The interlayer film for use in laminated glass according to claim 1 , wherein layer A comprises a hydrogenated product of a block copolymer having a block polymer (a) containing 60 mol% or more of an aromatic vinyl monomer unit and a block polymer (b) containing 60 mol% or more of a conjugated diene monomer unit as the first thermoplastic resin, and the hydrogenated product of the block copolymer has a content of the block polymer (a) of 25 wt% or less based on the total mass of the hydrogenated product of the block copolymer.
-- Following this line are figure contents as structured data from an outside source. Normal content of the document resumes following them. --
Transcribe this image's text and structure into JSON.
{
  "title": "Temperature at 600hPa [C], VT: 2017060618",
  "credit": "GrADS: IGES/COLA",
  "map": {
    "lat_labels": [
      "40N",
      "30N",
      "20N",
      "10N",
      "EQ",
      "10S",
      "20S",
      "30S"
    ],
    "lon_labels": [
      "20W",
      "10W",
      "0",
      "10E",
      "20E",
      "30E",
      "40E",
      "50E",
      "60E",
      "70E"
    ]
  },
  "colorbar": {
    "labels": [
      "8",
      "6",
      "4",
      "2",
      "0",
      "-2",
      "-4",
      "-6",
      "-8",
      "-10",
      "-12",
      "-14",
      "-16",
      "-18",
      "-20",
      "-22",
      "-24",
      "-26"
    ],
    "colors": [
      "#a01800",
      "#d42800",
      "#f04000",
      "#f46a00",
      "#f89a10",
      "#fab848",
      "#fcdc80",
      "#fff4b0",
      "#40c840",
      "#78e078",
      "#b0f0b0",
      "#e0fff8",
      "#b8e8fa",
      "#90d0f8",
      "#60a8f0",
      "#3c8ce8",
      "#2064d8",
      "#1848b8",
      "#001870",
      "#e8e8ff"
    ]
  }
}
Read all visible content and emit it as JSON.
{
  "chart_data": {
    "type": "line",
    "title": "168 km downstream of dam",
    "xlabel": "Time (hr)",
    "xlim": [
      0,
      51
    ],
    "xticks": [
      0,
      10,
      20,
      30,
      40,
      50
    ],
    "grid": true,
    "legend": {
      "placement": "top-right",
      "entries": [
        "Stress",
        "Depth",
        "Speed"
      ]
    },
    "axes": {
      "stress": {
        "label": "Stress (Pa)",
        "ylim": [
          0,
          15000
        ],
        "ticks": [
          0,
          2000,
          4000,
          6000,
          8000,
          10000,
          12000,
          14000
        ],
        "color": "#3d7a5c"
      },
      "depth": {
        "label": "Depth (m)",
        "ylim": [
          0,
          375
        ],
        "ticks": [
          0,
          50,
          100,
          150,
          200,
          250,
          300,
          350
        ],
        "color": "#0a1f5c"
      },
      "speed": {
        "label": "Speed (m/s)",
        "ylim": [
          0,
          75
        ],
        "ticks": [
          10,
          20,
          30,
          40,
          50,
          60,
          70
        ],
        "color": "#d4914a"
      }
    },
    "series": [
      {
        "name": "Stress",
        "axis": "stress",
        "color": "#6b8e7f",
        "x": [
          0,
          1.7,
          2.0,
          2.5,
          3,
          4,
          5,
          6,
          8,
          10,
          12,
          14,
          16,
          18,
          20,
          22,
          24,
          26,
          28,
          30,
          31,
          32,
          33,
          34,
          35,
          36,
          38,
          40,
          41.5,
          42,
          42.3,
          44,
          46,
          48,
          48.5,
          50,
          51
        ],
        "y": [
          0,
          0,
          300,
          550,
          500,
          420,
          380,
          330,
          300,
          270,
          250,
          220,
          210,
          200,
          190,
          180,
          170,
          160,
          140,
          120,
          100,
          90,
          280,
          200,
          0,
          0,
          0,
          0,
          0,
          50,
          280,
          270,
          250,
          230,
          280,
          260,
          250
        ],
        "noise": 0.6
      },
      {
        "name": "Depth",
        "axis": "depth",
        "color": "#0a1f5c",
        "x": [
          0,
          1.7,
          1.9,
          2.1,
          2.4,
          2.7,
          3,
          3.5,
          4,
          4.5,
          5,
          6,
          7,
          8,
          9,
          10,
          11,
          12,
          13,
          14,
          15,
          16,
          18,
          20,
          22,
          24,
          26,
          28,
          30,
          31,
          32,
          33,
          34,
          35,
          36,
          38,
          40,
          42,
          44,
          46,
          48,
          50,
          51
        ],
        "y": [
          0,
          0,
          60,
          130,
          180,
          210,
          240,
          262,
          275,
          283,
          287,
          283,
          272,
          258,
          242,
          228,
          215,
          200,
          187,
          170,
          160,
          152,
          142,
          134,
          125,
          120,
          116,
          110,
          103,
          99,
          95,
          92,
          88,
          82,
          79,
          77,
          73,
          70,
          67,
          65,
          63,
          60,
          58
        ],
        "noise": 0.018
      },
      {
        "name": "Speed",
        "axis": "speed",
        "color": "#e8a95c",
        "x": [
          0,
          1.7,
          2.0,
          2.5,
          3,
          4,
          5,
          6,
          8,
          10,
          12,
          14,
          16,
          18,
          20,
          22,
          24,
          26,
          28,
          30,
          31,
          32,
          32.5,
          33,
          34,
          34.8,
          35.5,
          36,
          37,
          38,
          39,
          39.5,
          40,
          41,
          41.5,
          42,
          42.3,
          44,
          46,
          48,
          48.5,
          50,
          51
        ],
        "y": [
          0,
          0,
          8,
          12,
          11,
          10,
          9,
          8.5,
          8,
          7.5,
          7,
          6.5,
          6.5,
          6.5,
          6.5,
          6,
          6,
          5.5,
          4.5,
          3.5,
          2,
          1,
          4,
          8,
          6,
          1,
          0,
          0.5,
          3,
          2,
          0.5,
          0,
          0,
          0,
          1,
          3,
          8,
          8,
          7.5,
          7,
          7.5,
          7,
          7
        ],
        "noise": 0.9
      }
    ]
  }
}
Claim 3

The interlayer film for use in laminated glass according to claim 1 or 2, wherein at least one of the layers B comprises a polyvinyl acetal resin or an ionomer resin as the second thermoplastic resin.

Claim 4

The interlayer film for use in laminated glass according to claim 3, wherein layer B comprises the polyvinyl acetal resin and the content of plasticizer is 50 parts weight or less relative to 100 parts weight of the polyvinyl acetal resin.

Claim 5

The interlayer film for use in laminated glass according to claim 4, wherein the plasticizer is an ester- based plasticizer or an ether-based plasticizer having a fusion point of 30°C or less and a hydroxyl group value of 15 to 450 mg KOH/g.

Claim 6

The interlayer film for use in laminated glass according to any one of claims 1 to 5, wherein the third thermoplastic resin of layer C comprises any one of an acrylic resin, an ionomer resin or a polyvinyl acetal resin.

Claim 7

The interlayer film for use in laminated glass according to claim 6 wherein the C layer comprises the polyvinyl acetal resin and the content of plasticizer is equal to or greater than 15 parts weight and less than or equal to 55 parts weight in relation to 100 parts weight of the polyvinyl acetal resin.

Claim 8

The interlayer film for use in laminated glass according to claim 7, wherein the plasticizer contained in layer C is an ester-based plasticizer or an ether-based plasticizer having a fusion point of 30°C or less and a hydroxyl group value of 15 to 450 mg KOH/g.

Claim 9

The interlayer film for use in laminated glass according to any one of claims 1 to 8, wherein the total thickness of layer B and layer C is 2.5 mm or less.

Claim 10

The interlayer film for use in laminated glass according to any one of claims 1 to 9 wherein the laminated glass derived by sandwiching the interlayer film for use in laminated glass employs two sheets of float glass having a length of 300 mm, a width of 25 mm, and a thickness of 1 .9 mm and the loss factor at a secondary resonance frequency measured by the center excitation method at 20°C is 0.58 or more.

Claim 11

The laminated glass sandwiching an interlayer film for use in laminated glass according to any one of claims 1 to 10 between two sheets of translucent substrate, wherein at least one sheet of the translucent substrates is inorganic glass having a thickness of 1 . 2 to 3.0 mm.

Claim 12

The interlayer film for use in laminated glass according to claim 11 , which is a windshield for a vehicle, a side window for a vehicle, a sunroof for a vehicle, a rear window for a vehicle, or a glass for a heads-up display.

Claim 13

The laminated glass sandwiching an interlayer film for use in laminated glass according to any one of claims 1 to 10 between two sheets of translucent substrate, wherein at least one sheet of the translucent substrates is inorganic glass having a thickness of 3.0 to 10.0 mm.

Claim 14

Laminated glass according to [13] above which is glass for use in architecture.